Delivery app DoorDash has broken its own gig worker model to hire couriers as employees for the first time, as part of a move to enter the crowded race for under 15-minute deliveries.
Sixty couriers working full-time for DoorDash’s pilot launch in New York will be hired with set pay and benefits, a departure from the existing gig worker model that the company has spent tens of millions of dollars to protect in the face of legislative pressure.
Employees will work for a newly created DoorDash subsidiary named DashCorps, and will rotate between biking orders to customers but also some “shelf-stocking, customer support and administrative work”.
They will be paid a starting rate of $15 per hour, plus customer tips, and will be banned from doing gig work for the company.
“It’s a different type of work than what an independent contractor Dasher does,” said Christopher Payne, DoorDash’s president. “We do know that there’s a subset of Dashers that want more of the certainty in the schedule of full-time employment, and so we’re offering this job to them. I think it will attract new people to DoorDash.”
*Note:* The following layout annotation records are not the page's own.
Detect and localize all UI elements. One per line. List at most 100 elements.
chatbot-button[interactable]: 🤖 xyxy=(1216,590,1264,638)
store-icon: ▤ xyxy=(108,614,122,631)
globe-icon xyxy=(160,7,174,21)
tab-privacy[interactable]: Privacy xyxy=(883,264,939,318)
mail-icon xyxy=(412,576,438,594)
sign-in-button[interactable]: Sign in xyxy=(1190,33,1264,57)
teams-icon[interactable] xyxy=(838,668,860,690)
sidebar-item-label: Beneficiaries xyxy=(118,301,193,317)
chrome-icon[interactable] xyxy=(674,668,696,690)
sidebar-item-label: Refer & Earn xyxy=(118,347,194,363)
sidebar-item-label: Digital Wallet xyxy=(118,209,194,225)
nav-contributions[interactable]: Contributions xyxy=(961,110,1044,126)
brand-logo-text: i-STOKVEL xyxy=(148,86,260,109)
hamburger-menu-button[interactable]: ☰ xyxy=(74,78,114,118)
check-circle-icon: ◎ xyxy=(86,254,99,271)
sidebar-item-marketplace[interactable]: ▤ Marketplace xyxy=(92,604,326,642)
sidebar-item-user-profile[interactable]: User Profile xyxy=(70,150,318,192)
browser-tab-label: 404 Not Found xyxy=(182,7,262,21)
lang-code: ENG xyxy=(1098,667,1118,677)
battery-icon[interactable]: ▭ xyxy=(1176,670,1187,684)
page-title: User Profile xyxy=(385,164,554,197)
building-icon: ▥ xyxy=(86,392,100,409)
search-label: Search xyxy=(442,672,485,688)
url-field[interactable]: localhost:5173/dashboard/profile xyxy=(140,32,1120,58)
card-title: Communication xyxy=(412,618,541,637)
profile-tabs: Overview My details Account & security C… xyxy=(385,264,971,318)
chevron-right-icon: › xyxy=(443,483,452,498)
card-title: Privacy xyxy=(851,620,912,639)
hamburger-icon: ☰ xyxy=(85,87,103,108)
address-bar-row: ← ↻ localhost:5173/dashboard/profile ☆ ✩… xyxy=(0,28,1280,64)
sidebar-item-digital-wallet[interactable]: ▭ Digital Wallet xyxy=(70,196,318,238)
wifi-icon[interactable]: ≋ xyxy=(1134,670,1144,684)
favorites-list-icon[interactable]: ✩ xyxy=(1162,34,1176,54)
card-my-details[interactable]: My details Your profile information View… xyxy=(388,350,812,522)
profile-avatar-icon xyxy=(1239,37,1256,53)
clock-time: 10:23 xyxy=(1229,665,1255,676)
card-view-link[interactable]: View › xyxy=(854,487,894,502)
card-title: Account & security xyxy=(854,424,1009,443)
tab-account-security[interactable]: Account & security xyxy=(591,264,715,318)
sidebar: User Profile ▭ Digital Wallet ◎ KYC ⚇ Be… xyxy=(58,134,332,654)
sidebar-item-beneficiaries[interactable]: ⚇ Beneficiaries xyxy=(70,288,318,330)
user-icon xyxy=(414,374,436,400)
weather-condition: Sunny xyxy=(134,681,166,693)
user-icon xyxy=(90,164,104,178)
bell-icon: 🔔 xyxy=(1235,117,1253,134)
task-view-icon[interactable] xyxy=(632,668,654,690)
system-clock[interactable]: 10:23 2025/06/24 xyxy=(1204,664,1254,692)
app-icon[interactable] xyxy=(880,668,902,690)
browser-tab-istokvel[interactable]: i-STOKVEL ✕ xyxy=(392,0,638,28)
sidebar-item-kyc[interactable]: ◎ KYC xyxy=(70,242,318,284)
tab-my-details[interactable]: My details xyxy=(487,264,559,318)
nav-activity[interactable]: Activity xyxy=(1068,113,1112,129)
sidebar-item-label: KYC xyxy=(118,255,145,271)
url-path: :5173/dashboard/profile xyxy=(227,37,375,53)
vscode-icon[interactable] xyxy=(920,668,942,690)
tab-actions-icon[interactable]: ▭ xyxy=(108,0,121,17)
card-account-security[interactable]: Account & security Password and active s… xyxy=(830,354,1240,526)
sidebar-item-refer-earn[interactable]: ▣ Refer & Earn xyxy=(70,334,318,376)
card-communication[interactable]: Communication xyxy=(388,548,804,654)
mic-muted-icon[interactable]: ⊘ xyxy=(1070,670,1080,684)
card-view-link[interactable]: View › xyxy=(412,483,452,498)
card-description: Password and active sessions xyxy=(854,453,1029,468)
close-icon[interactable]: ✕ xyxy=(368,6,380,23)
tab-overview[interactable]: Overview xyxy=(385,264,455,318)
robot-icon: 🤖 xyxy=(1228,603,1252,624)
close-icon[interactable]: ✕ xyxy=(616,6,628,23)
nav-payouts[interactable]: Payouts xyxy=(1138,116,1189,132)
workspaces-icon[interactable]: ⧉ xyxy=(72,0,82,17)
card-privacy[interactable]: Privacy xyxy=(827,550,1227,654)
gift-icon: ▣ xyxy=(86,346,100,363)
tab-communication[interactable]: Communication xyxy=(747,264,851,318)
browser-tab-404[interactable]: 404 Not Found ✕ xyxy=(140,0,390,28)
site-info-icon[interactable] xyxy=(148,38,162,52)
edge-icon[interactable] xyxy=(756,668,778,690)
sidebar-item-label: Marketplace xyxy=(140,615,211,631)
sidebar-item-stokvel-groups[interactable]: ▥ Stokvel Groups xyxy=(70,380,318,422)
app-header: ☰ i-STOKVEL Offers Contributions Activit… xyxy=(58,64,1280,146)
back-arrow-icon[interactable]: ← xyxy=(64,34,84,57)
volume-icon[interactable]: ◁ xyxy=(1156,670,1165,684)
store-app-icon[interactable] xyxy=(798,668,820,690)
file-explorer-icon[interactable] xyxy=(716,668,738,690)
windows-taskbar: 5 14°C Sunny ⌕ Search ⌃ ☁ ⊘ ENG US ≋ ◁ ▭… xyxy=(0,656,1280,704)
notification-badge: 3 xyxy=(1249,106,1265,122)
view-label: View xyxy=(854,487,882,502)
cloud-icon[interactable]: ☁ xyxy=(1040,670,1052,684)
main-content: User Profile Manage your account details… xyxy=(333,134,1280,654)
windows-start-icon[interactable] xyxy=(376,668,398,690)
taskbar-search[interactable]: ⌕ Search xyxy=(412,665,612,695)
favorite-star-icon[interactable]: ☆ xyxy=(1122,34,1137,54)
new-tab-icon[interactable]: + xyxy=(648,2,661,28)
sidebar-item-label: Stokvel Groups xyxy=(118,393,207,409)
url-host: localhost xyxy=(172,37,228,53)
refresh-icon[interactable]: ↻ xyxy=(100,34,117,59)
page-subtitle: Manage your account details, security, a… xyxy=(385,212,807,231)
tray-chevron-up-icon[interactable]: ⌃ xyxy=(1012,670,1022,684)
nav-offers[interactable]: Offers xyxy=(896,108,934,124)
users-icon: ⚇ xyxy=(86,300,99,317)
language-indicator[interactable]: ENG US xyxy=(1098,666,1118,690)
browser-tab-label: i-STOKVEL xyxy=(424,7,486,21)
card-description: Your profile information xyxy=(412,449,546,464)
DoorDash’s U-turn on its gig model was partly motivated by the need for delivery drivers to be available at the warehouse before an order is placed, to shave off crucial minutes of delivery time. The company said the structure was necessary due to outdated employment law.
Eventually, DashCorps employees and the facilities would be made available to third-party companies to offer their own white-label rapid delivery logistics, Payne said.
The move to open hyperlocal “dark” stores is an acknowledgment that the company’s strategy of having couriers travel to existing brick-and-mortar stores, such as 7-Eleven, was being outflanked. It has been unable to match the speed of the vertically integrated convenience deliveries offered by Gopuff and others.
It is also a concession that the gig worker model, which has been defended as the preferred status for people who want “flexible” work as independent contractors, has met its limit with the “instant needs” sector.
DoorDash is among the cluster of gig companies that have fought regulations across the US seeking to force employment rights for gig workers. In California, DoorDash spent more than $50m to back Proposition 22, a workaround that came into force this year.
The creation of DashCorps will be seized upon by campaigners who disputed claims by the gig giants over the feasibility of employment.
“It is a major crack in their argument that they can’t classify their workers as employees,” said Shannon Liss-Riordan, a leading employment rights attorney.
Since August 2020, DoorDash has operated a number of large out-of-town warehouses, known as DashMarts, that hold more than 3,500 products and deliver, via gig workers, in about 30 minutes. But in the face of growing competition from highly capitalised upstarts, the company has taken the decision to downsize and go more local. The newer format will be situated within communities and hold around 2,000 items.
Despite being an early player in restaurant delivery, DoorDash has been slower off the mark with rolling out rapid delivery. It means it will enter New York City against several nimble competitors, including JOKR — which announced a $260m funding round last week — and Buyk, which has 25 New York City locations, and is soon expanding to Chicago.
JOKR and Buyk also hire full-time employees in order to ensure deliveries leave immediately.
Rival delivery app Instacart is seeking to offer sub-15-minute delivery times, according to a “request for proposal” seen by the Financial Times, with the intent of piloting it in the first half of 2022.